Overall, there are no blood types considered an absolute contraindication to pregnancy. Almost all women have a good chance of a successful pregnancy with the right medical care. But certain blood combinations face higher risks and challenges. Planning ahead and discussing options with a high risk maternal-fetal medicine specialist allows women to make informed family planning decisions.

What are some tips to prevent blood type pregnancy issues?

Here are some key tips for women to prevent problems from blood type incompatibility during pregnancy:

Know your blood type

Get your blood typed early in life so you know if you are Rh-negative and will require preventative care in pregnancy. Also be aware of any rare types that could impact you.

Get prenatal RhIg injections

All Rh-negative mothers should receive RhIg injections at 28 weeks and after delivery to prevent sensitization. This protects future pregnancies.

Test partner’s blood type

Some couples may consider preconception blood typing of the potential father to determine compatibility with a Bombay phenotype or rare type mother.

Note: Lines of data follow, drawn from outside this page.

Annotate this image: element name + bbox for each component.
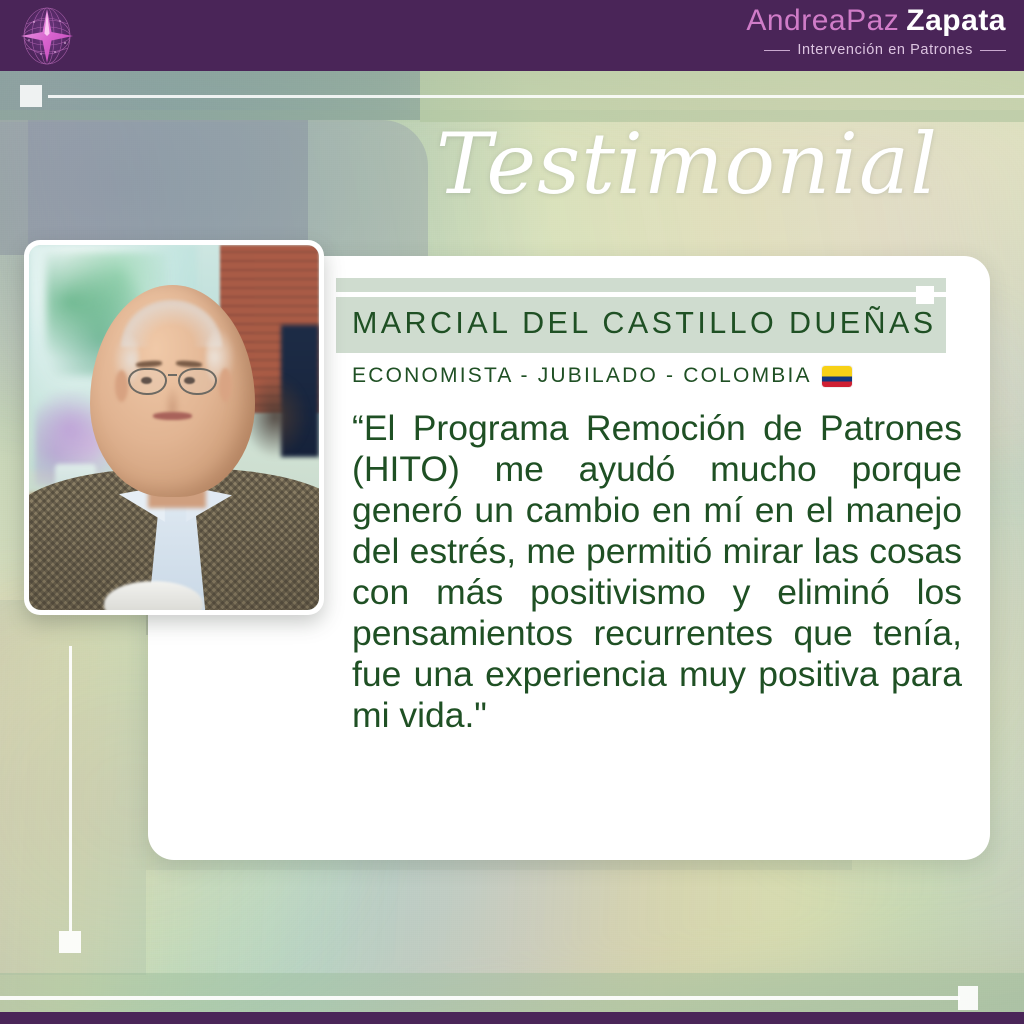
four-pointed-star-sphere-icon — [14, 2, 80, 70]
portrait-frame — [24, 240, 324, 615]
horizontal-accent-line-bottom — [0, 996, 960, 1000]
testimonial-quote: “El Programa Remoción de Patrones (HITO)… — [352, 408, 962, 736]
glasses-bridge — [168, 374, 177, 376]
brand-lockup: AndreaPazZapata Intervención en Patrones — [746, 6, 1006, 58]
photo-ear-left — [115, 370, 128, 402]
panel-bottom-band — [0, 973, 1024, 1012]
square-accent-bottom — [59, 931, 81, 953]
dash-right-icon — [980, 50, 1006, 51]
square-accent-top-left — [20, 85, 42, 107]
dash-left-icon — [764, 50, 790, 51]
colombia-flag-icon — [822, 366, 852, 387]
photo-hair-top — [121, 300, 222, 347]
glasses-lens-left — [128, 368, 167, 396]
horizontal-accent-line-top — [48, 95, 1024, 98]
brand-tagline: Intervención en Patrones — [797, 43, 973, 58]
name-band: MARCIAL DEL CASTILLO DUEÑAS — [336, 278, 946, 353]
brand-name: AndreaPazZapata — [746, 6, 1006, 36]
person-role: ECONOMISTA - JUBILADO - COLOMBIA — [352, 364, 812, 388]
person-name: MARCIAL DEL CASTILLO DUEÑAS — [352, 306, 934, 341]
brand-name-part1: AndreaPaz — [746, 4, 899, 37]
panel-left-tall — [0, 600, 146, 975]
header-bar: AndreaPazZapata Intervención en Patrones — [0, 0, 1024, 71]
photo-nose — [164, 385, 181, 415]
photo-brow-left — [136, 360, 163, 367]
avatar — [29, 245, 319, 610]
square-accent-bottom-right — [958, 986, 978, 1010]
band-accent-square — [916, 286, 934, 304]
footer-bar — [0, 1012, 1024, 1024]
vertical-accent-line — [69, 646, 72, 931]
logo[interactable] — [14, 2, 80, 70]
testimonial-graphic: AndreaPazZapata Intervención en Patrones… — [0, 0, 1024, 1024]
photo-ear-right — [219, 368, 232, 402]
brand-name-part2: Zapata — [906, 4, 1006, 37]
photo-mouth — [153, 412, 193, 420]
page-title: Testimonial — [436, 122, 938, 206]
band-accent-line — [336, 292, 946, 297]
person-role-row: ECONOMISTA - JUBILADO - COLOMBIA — [352, 364, 946, 388]
brand-tagline-row: Intervención en Patrones — [746, 43, 1006, 58]
glasses-lens-right — [178, 368, 217, 396]
testimonial-card-content: MARCIAL DEL CASTILLO DUEÑAS ECONOMISTA -… — [336, 256, 990, 860]
photo-brow-right — [176, 360, 203, 367]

This allows family planning and counseling before pregnancy.

Follow antibody screening guidelines

Women with high-risk pregnancies should adhere to recommendations for periodic antibody screening and ultrasound monitoring to allow issues like Rh disease to be caught early.

Make delivery hospital choices wisely

For known blood compatibility issues, choose a delivery hospital with expertise in special prenatal treatments like intrauterine transfusions. A pediatric intensive care unit may also be needed.

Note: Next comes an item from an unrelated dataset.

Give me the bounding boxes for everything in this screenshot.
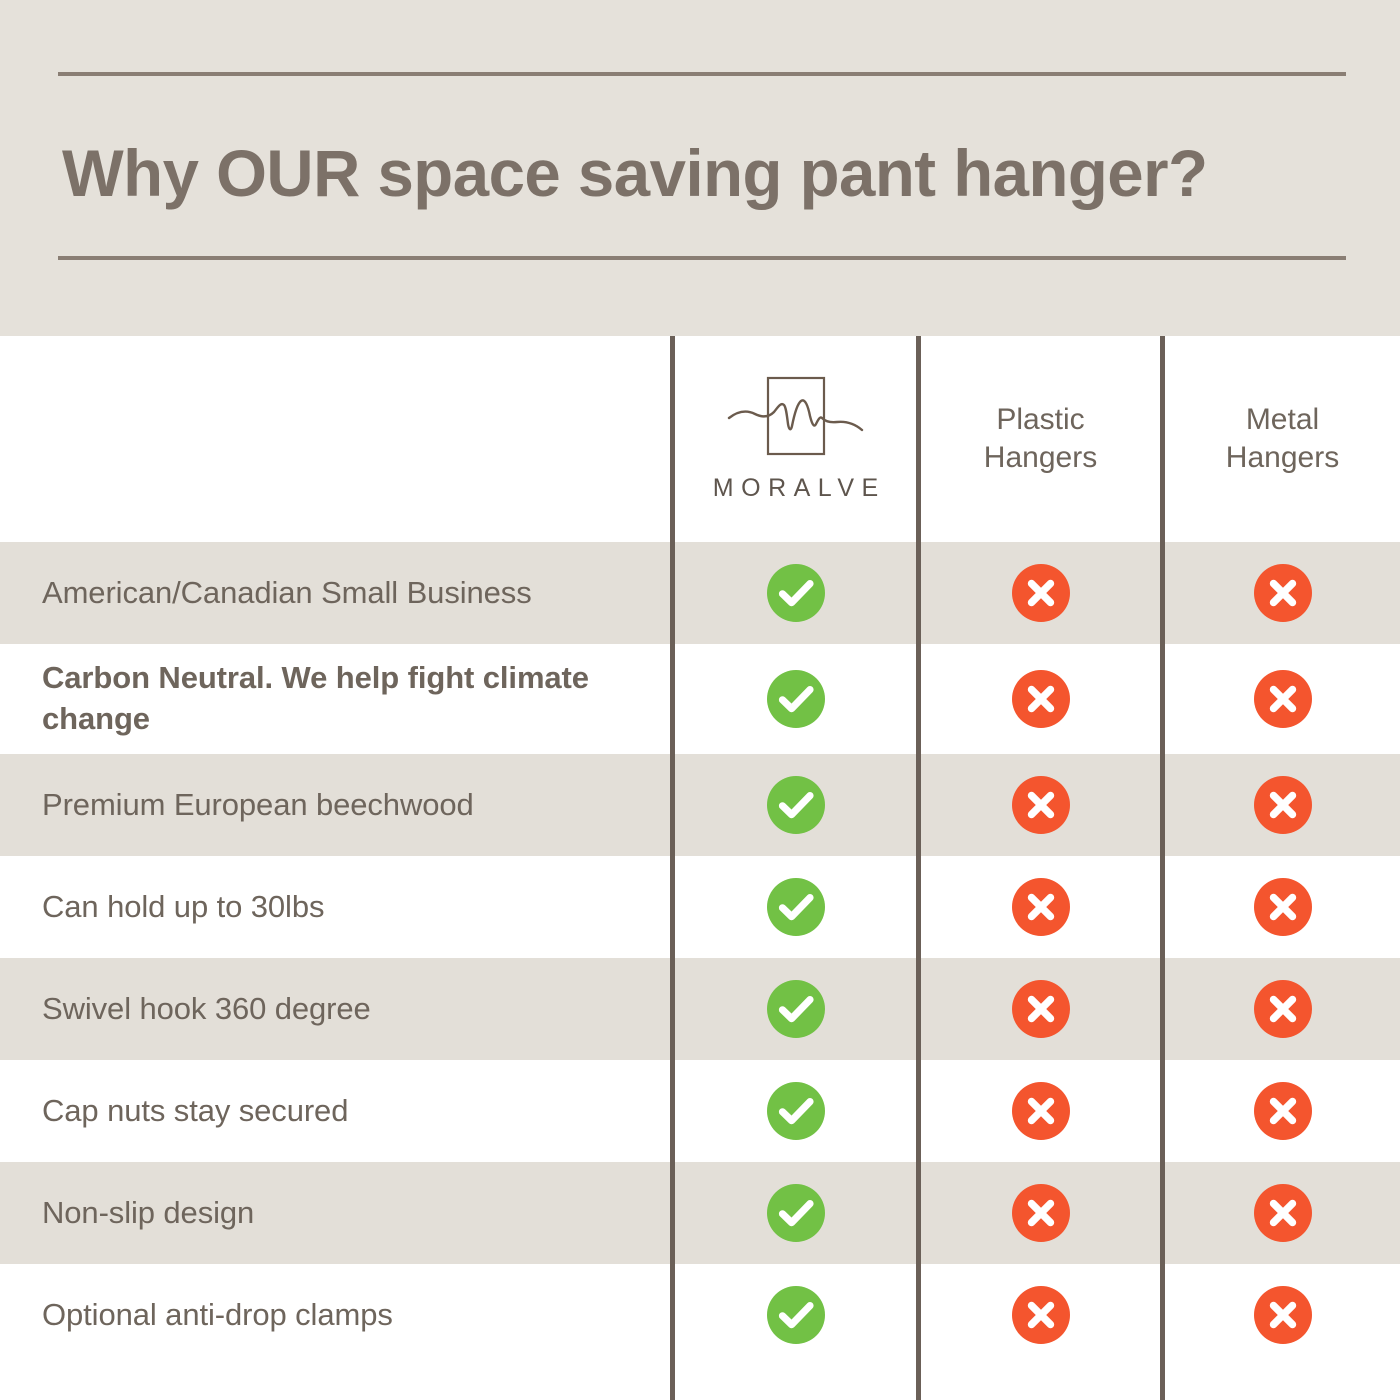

Seek expert high-risk OB care

Women with identified blood incompatibility problems should partner with a maternal-fetal medicine specialist experienced in their issue. This provides the greatest odds of identifying and managing problems before harm occurs.

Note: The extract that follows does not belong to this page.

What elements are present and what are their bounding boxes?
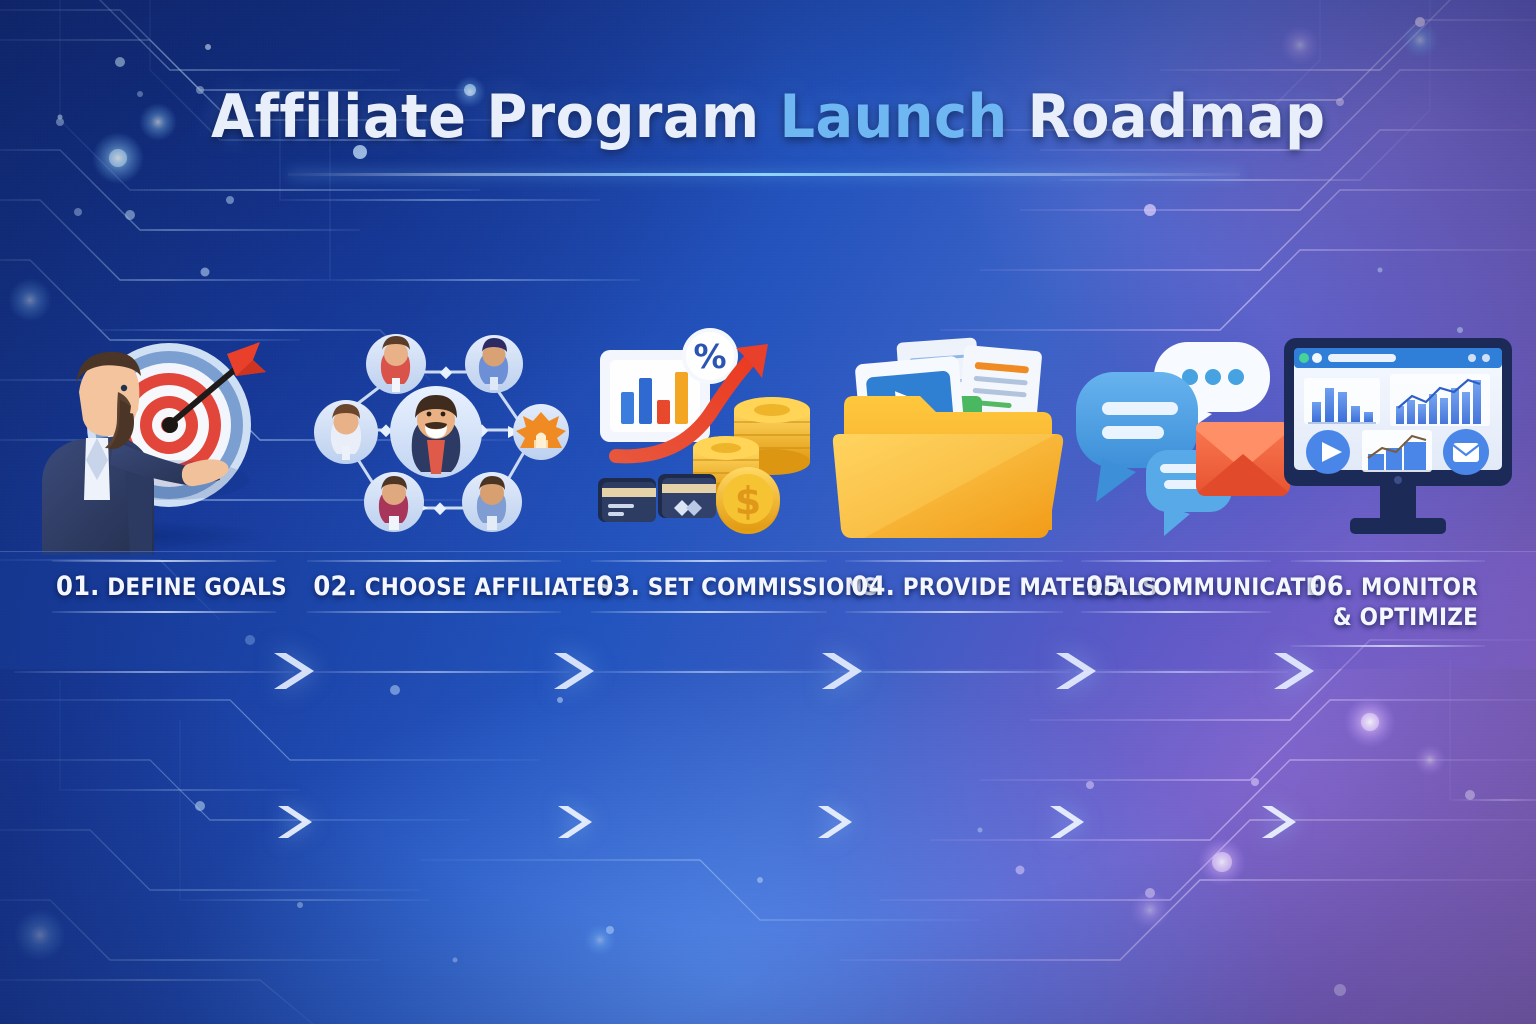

While most blood type pairs can have healthy pregnancies, following these basic principles provides the best prevention and prenatal surveillance for at-risk combinations. Under the care of a knowledgeable OB/GYN team, most women can safelycarry and deliver healthy babies despite blood type challenges.


Blood type incompatibility between mother and fetus can cause pregnancy complications like Rh disease and hemolytic issues, but is usually preventable with modern medical care.

Rh incompatibility between Rh-negative mothers and Rh-positive babies is most common. But ABO and other blood antigen mismatches can also sometimes cause problems. Testing and monitoring allow at-risk pregnancies to be identified and any fetal anemia treated with transfusions when needed.

No blood type is completely incompatible with pregnancy. But some women face higher risks that require counseling and planning, like those with Bombay phenotype or previously sensitized Rh-negative mothers. Understanding maternal and fetal blood types remains key to guiding management for a healthy pregnancy and baby.